For BERTopic, llm_prompt replaces the full labeling prompt. For Toponymy, it appends extra naming instructions to Toponymy's built-in prompt templates, which is the preferred way to keep hierarchy labels concise without forking the backend prompt logic.

For BERTopic, representation runs a POS filter → KeyBERT → MMR → LLM before the final label emerges. Outlier reassignment uses outlier_threshold (default 0.5) — documents with assignment probability above that threshold get pulled into their nearest cluster, then topic labels are refreshed.

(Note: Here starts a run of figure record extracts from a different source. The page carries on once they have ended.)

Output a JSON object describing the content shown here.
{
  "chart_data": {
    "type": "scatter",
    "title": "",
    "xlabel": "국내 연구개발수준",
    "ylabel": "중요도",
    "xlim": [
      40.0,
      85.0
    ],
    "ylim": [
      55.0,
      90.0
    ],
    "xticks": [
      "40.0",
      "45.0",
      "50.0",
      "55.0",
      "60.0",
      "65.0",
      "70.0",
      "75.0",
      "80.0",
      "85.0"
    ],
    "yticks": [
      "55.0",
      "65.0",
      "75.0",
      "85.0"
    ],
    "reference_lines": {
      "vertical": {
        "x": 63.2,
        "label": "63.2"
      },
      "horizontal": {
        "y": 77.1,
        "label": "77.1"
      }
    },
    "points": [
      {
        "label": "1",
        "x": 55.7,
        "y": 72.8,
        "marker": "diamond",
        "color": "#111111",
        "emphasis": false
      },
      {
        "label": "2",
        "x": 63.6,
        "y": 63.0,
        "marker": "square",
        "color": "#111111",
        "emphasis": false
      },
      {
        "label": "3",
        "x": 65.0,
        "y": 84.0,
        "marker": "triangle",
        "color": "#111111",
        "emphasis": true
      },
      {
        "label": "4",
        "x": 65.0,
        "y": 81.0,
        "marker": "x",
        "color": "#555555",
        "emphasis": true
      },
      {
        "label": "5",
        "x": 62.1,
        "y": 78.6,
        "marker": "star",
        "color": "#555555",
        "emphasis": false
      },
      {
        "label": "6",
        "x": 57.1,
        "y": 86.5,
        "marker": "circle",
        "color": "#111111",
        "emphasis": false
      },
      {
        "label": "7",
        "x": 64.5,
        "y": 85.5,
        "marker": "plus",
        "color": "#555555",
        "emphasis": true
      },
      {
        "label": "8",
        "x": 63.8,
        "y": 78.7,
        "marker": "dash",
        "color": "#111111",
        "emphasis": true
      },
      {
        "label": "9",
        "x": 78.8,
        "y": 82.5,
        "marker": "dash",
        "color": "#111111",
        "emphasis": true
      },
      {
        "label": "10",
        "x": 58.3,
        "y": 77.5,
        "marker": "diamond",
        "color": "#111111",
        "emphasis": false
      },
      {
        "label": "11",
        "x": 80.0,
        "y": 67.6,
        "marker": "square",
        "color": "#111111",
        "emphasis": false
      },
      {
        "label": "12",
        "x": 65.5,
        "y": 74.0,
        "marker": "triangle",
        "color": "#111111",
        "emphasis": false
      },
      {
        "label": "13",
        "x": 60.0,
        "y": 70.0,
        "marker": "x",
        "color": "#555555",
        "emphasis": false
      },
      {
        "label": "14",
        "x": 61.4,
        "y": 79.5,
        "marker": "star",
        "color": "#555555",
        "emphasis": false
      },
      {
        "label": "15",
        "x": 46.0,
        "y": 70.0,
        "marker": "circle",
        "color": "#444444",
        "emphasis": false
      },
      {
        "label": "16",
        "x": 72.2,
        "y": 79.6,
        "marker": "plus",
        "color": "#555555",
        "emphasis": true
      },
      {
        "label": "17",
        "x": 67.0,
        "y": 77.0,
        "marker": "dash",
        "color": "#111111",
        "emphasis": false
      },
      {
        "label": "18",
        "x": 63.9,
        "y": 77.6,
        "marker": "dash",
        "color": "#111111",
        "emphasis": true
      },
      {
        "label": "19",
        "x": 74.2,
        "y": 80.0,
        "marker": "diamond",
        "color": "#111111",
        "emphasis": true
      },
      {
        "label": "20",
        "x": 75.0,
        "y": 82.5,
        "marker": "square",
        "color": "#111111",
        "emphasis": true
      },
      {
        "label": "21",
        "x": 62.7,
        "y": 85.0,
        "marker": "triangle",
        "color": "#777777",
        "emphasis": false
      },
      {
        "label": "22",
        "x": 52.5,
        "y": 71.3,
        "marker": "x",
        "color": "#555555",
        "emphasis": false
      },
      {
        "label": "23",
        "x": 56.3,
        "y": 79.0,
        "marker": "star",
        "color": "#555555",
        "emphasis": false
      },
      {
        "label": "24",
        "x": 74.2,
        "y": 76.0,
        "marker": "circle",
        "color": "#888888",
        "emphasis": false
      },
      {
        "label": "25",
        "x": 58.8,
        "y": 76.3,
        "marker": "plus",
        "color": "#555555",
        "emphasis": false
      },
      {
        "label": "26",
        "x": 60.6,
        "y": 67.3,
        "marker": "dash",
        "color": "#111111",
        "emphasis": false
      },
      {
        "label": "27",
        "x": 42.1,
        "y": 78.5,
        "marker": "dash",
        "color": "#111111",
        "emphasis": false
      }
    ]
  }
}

Common failure patterns (labeling)

  • Generic or empty labels (e.g. "Topic 1") → check llm_prompt_namephysics is tuned for gravitational physics, generic for other domains.
  • Labeling times out or intermittently fails → lower toponymy_max_workers, or switch the LLM provider for that run.
  • Outliers swallow most documents → raise outlier_threshold so more documents get reassigned into their nearest cluster before labels are regenerated.

Labeling-only variants also start at topic_fit because labels are part of the fitted topic model:

# Use a different labeler model.
ads-bib run --from-run <run_id> --set topic_model.llm_model=google/gemini-3-flash-preview

# Switch from the physics prompt to the generic prompt.
ads-bib run --from-run <run_id> --set topic_model.llm_prompt_name=generic

Good Tuning Order

  1. Keep the query fixed.
  2. Choose the backend: bertopic or toponymy.
  3. Inspect embeddings quality: does the 2D scatter look structured at all?
  4. Tune n_neighbors in params_5d if clusters look too merged or too fragmented.
  5. Tune cluster_params.min_cluster_size and min_samples for granularity.
  6. For Toponymy, tune toponymy_cluster_params in this order: min_clustersbase_min_cluster_sizebase_n_clustersnext_cluster_size_quantile.
  7. Leave toponymy_layer_index="auto" unless you need a fixed working layer.
  8. Only after that, experiment with labeling prompts or models.

For CLI iteration, prefer a variant from the last complete run:

ads-bib run --from-run <run_id> --set topic_model.cluster_params.min_cluster_size=30

Use --dry-run first when you want to confirm which stages will be reused.

For raw config keys, see Configuration. For phase-level tuning advice across the full pipeline, see the Pipeline Guide.